Focusing on User Centred Design, we tackled the concept of how to include this area of sketching/brain storming within the length of a sprint or deadline for a project. Prototyping is one of the most important aspects of design and in particular the UX process before committing to a visual outcome. However, I’ve often found it’s a step that many companies want to avoid due to deadlines and time commitments; it’s seen as being ‘too long’ or ‘a waste of time’. This is despite the fact that this process often makes the overall product better and reduces the risk of errors and in the long term will likely save the company money and time.
Starting with the 3 basic questions:
- Who is your user and what is their problem?
- How will we solve the user’s problem?
- Does our solution solve the user’s problem?
With this thinking in mind, we can quickly pour ideas out onto paper and evaluate if these solutions really work for our users. I find it’s best to include the stakeholders (product managers, developers, etc) in this process to ensure that everyone has the user at the heart of their approach and there is understanding and agreement on the solutions.
Drawing up ideas onto paper we can create, pitch them to our fellow team members and provide feedback, if we take only a few minutes for each step it allows us to fail quickly and without cost; we can almost instantly see problems and shortcomings in our solutions as we run through them as a team.

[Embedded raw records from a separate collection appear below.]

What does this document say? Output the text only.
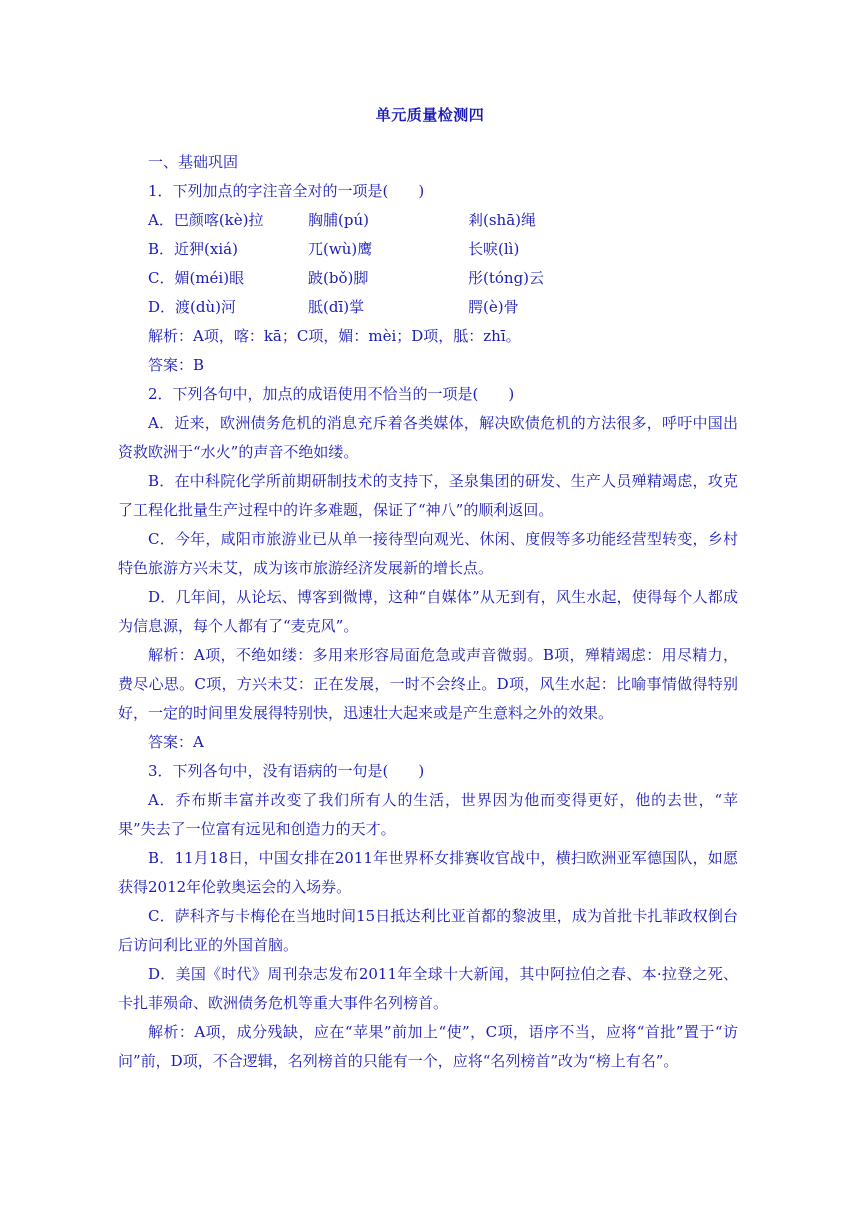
单元质量检测四
一、基础巩固
1．下列加点的字注音全对的一项是(　　)
A．巴颜喀(kè)拉	胸脯(pú)	剎(shā)绳
B．近狎(xiá)	兀(wù)鹰	长唳(lì)
C．媚(méi)眼	跛(bǒ)脚	彤(tóng)云
D．渡(dù)河	胝(dī)掌	腭(è)骨
解析：A项，喀：kā；C项，媚：mèi；D项，胝：zhī。
答案：B
2．下列各句中，加点的成语使用不恰当的一项是(　　)
A．近来，欧洲债务危机的消息充斥着各类媒体，解决欧债危机的方法很多，呼吁中国出资救欧洲于“水火”的声音不绝如缕。
B．在中科院化学所前期研制技术的支持下，圣泉集团的研发、生产人员殚精竭虑，攻克了工程化批量生产过程中的许多难题，保证了“神八”的顺利返回。
C．今年，咸阳市旅游业已从单一接待型向观光、休闲、度假等多功能经营型转变，乡村特色旅游方兴未艾，成为该市旅游经济发展新的增长点。
D．几年间，从论坛、博客到微博，这种“自媒体”从无到有，风生水起，使得每个人都成为信息源，每个人都有了“麦克风”。
解析：A项，不绝如缕：多用来形容局面危急或声音微弱。B项，殚精竭虑：用尽精力，费尽心思。C项，方兴未艾：正在发展，一时不会终止。D项，风生水起：比喻事情做得特别好，一定的时间里发展得特别快，迅速壮大起来或是产生意料之外的效果。
答案：A
3．下列各句中，没有语病的一句是(　　)
A．乔布斯丰富并改变了我们所有人的生活，世界因为他而变得更好，他的去世，“苹果”失去了一位富有远见和创造力的天才。
B．11月18日，中国女排在2011年世界杯女排赛收官战中，横扫欧洲亚军德国队，如愿获得2012年伦敦奥运会的入场券。
C．萨科齐与卡梅伦在当地时间15日抵达利比亚首都的黎波里，成为首批卡扎菲政权倒台后访问利比亚的外国首脑。
D．美国《时代》周刊杂志发布2011年全球十大新闻，其中阿拉伯之春、本·拉登之死、卡扎菲殒命、欧洲债务危机等重大事件名列榜首。
解析：A项，成分残缺，应在“苹果”前加上“使”，C项，语序不当，应将“首批”置于“访问”前，D项，不合逻辑，名列榜首的只能有一个，应将“名列榜首”改为“榜上有名”。
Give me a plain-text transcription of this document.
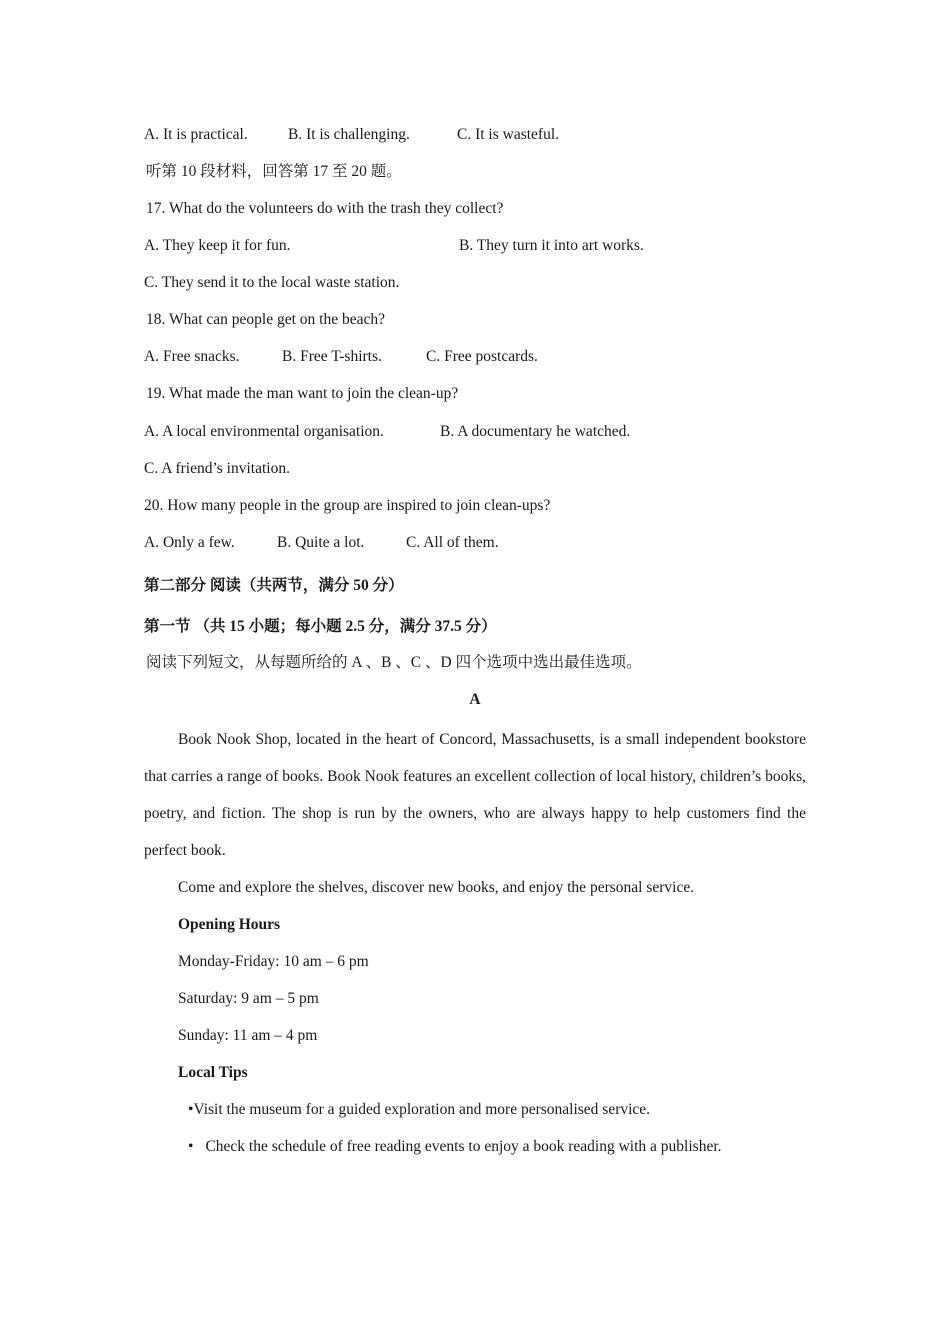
A. It is practical.	B. It is challenging.	C. It is wasteful.
听第 10 段材料，回答第 17 至 20 题。
17. What do the volunteers do with the trash they collect?
A. They keep it for fun.	B. They turn it into art works.
C. They send it to the local waste station.
18. What can people get on the beach?
A. Free snacks.	B. Free T-shirts.	C. Free postcards.
19. What made the man want to join the clean-up?
A. A local environmental organisation.	B. A documentary he watched.
C. A friend’s invitation.
20. How many people in the group are inspired to join clean-ups?
A. Only a few.	B. Quite a lot.	C. All of them.
第二部分 阅读（共两节，满分 50 分）
第一节 （共 15 小题；每小题 2.5 分，满分 37.5 分）
阅读下列短文，从每题所给的 A 、B 、C 、D 四个选项中选出最佳选项。
A

Book Nook Shop, located in the heart of Concord, Massachusetts, is a small independent bookstore that carries a range of books. Book Nook features an excellent collection of local history, children’s books, poetry, and fiction. The shop is run by the owners, who are always happy to help customers find the perfect book.

Come and explore the shelves, discover new books, and enjoy the personal service.
Opening Hours
Monday-Friday: 10 am – 6 pm
Saturday: 9 am – 5 pm
Sunday: 11 am – 4 pm
Local Tips
•Visit the museum for a guided exploration and more personalised service.
• Check the schedule of free reading events to enjoy a book reading with a publisher.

“90% of everything is crap”
– Theodore Sturgeon, science fiction author and critic
Workshop — DESIGN CHALLENGE
A product to help elderly people connect with university students who
would like to live rent-free with them in return for companionship.
68 year old Janice who loves riding her bicycle and eating
Janice wants to find a university student to live with her, someone who
is friendly, clean and with whom she would enjoy spending time with.
After a few rounds of brainstorming, we pitched our ideas and evaluated their usefulness in solving the user problem, how innovative these solutions were and how successful we think the concepts would be.
With a little discussion and feedback you now have a concept you can digitise (I use Axure or Invision for web and Marvel or Pop for mobile concepts) and start some lean testing with users!